Supporting the Arts in Western Massachusetts and Beyond

November 12, 2013

Stick Fly

The Majestic, West Springfield, MA
through December 15, 2013
by Shera Cohen

The folk at the Majestic Theater seem to have developed their 2013/14 season with emphasis on stronger subject matter than in the past. For example, “Stick Fly” presents racism, classism, and prejudice through the characters in the LeVay household. The LeVays are black and their summer home is Martha’s Vineyard. The color and setting literally and immediately set the stage for conflict. Yet, lots of humor takes the edge off the tough topics.

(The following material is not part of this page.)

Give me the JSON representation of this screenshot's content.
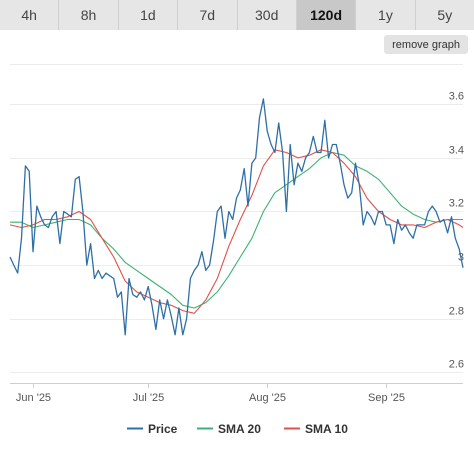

The LeVay brothers -- complete opposites in looks, goals, and lifestyles -- bring their girlfriends home to meet mom and dad. Kent’s gal is a well-educated, high-strung, preachy spitfire. She is black. Flip’s lady is a well-meaning, introspective negotiator. She is white. At its core, the play points fingers at fathers and their affects on their children of both sexes. Kent and Flip’s dad is very much in the picture of this dysfunctional family. But, neither color nor money clean up dysfunction.

Photo by Lee Chambers
There are no stars in “Stick Fly,” but an ensemble that holds well. Ashley Denise Robinson (Cheryl, the maid’s daughter) is the first to step on stage doing funky choreography to her headphone music. She hasn’t said a word. Her audience likes her. Seemingly a small role develops into the most important in the story. We really like Cheryl, her language, nuances, quips. We really like Robinson. The other actors in the sextet do their jobs -- some far better than others. Even though the play’s theme explores the importance of fathers, it is the girls who rule onstage.

“Stick Fly” will have to overcome a few problems to become an excellent production. First, the play is too long. This is not the director’s fault. However, some cuts within scenes is advised. Second, the set does not work. In fact, it works against the characters/actors. The audience sees a kitchen, living room, porch, and entries/exits. Okay, that’s a lot, but doable. But, the partition between rooms not only looks like a slab of drywall, but even worse, is so high that actors can only be seen from the torso up. Many important scenes occur in the kitchen. Because the stage area is so small, the actors block each other, and sometimes only their heads are seen. The play’s run just began. It’s not too late for some interior redecorating.

This play is recommended for adult audiences.